- Whitestone Bank Location within the Isle of Man
- Crown dependency: Isle of Man

= Whitestone Bank =

The Whitestone Bank is a sand bank approximately 1 mi east of The Point of Ayre, Isle of Man. The Whitestone Channel separates the island from the bank.

==Description==
The bank is denoted on maritime chart AC 2094 Kirkcudbright to the Mull of Galloway & Isle of Man; AC 1826 Irish Sea Eastern Part; AC 2696 Ramsey Harbour; SC 5613.21.1 Isle of Man East Coast. Ramsey; Imray C62 Irish Sea; Imray Y70 Isle of Man (Harbour Plan of Ramsey).
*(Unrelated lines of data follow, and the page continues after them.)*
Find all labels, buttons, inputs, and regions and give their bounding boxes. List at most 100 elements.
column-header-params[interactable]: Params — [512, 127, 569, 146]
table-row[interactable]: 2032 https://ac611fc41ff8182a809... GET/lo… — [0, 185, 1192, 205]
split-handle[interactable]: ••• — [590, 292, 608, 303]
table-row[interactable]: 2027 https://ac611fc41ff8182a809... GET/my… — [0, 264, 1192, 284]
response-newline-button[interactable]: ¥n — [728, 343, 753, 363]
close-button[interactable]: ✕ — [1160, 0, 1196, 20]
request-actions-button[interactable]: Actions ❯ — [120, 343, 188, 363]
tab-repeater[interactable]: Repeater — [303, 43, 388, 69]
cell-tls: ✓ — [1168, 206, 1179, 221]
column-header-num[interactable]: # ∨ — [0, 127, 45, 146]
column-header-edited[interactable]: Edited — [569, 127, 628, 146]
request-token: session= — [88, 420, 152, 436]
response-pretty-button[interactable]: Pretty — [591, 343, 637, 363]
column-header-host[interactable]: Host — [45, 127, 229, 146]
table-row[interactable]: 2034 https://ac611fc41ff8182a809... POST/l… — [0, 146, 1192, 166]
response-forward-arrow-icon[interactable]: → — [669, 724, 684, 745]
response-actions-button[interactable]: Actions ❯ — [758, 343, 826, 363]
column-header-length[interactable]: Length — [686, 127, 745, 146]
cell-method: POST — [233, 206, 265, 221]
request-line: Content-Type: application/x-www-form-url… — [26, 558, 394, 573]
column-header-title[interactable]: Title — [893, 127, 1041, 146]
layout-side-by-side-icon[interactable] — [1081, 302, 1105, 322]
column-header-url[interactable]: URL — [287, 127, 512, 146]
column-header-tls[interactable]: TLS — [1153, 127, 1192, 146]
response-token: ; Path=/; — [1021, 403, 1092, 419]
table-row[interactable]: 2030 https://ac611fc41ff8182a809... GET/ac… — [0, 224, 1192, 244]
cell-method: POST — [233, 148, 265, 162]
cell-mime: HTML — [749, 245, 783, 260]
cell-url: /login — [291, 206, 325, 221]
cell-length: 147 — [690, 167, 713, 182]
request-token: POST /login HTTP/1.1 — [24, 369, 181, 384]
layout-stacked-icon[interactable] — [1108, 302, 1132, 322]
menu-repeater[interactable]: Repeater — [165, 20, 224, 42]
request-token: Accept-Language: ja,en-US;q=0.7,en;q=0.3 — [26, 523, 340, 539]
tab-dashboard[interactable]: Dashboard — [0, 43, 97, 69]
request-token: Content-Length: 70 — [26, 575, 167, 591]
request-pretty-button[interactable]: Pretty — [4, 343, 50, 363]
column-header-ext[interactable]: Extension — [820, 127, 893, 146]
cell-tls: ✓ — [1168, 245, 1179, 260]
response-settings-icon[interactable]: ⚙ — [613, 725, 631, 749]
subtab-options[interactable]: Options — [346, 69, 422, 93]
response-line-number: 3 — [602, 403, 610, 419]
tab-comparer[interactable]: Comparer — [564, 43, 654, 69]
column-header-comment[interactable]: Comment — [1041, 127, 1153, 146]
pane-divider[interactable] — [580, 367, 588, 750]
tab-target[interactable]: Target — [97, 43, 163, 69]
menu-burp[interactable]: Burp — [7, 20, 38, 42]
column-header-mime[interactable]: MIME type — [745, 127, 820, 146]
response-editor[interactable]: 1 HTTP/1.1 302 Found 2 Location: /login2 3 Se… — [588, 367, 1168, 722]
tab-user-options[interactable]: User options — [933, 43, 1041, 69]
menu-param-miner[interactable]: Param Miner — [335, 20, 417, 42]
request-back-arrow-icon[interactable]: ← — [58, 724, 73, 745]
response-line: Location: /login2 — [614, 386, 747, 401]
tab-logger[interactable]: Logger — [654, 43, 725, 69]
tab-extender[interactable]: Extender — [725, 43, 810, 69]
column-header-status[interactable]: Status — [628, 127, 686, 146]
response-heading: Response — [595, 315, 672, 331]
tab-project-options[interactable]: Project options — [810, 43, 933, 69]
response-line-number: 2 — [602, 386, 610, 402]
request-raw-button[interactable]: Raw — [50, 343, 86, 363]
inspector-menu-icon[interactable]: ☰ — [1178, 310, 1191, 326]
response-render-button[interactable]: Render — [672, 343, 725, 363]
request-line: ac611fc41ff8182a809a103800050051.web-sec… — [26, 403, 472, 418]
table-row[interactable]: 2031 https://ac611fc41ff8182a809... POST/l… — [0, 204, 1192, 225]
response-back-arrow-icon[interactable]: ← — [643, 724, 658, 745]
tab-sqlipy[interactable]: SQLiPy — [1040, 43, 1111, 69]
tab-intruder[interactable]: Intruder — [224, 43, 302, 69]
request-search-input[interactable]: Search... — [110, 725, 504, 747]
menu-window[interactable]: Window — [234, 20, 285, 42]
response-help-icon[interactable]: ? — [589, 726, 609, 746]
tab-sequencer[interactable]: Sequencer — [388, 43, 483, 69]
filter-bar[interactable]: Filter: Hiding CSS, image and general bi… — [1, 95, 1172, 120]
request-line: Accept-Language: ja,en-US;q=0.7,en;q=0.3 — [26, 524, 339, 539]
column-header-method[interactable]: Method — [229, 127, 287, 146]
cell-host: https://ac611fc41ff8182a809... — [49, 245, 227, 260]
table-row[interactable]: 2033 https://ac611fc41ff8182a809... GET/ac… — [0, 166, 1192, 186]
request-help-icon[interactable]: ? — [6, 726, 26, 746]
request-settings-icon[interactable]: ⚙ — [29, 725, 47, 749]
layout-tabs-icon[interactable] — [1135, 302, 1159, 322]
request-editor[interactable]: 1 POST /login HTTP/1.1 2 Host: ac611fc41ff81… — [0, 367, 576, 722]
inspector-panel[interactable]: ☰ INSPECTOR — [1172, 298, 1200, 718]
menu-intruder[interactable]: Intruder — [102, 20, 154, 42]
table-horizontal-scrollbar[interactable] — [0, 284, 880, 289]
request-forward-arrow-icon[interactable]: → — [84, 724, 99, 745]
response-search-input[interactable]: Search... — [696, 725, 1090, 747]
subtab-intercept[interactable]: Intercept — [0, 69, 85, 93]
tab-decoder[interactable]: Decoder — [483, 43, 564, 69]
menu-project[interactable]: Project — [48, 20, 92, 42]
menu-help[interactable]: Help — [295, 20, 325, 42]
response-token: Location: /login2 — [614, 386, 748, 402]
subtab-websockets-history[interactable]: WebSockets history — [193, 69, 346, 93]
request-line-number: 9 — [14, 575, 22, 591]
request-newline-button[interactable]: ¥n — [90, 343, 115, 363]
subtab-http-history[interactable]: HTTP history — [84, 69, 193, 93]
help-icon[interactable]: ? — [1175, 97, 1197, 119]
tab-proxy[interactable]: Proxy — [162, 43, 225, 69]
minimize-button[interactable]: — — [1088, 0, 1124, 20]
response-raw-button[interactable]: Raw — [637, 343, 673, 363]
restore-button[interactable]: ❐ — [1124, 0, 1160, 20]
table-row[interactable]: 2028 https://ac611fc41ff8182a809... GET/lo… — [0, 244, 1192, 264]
The currents around the Point of Ayre have, over the millennia formed a series banks stretching out to the east which, it is advised, should be avoided especially in heavy weather when the seas break over them. There is also a problem in that chart depths on the west coast to the southwest of the Point of Ayre are based on Victorian lead line surveys and are no longer accurate, there being reports of depths as much as 2 meters less than that expected. For mariners approaching Ramsey from the north, it is suggested that the best course of action is to come in north of the Strunakill Bank then tight to the Point of Ayre. This allows the mariner to slip inside the Whitestone Bank, through the Whitestone Channel. Alternatively, if coming up from Peel, it is advisable to stand off Rue Point (southwest of Ayre) and then shape a course to pass between the Strunakill Bank and the Point. Going outside the Whitestone Bank to the east of the Point of Ayre involves committing the mariner to an unnecessarily long passage around the Bahama Bank.

Other notable sandbars and banks in the area are the Ballacash Bank, the King William Bank, the Strunakill Bank and the Bahama Bank.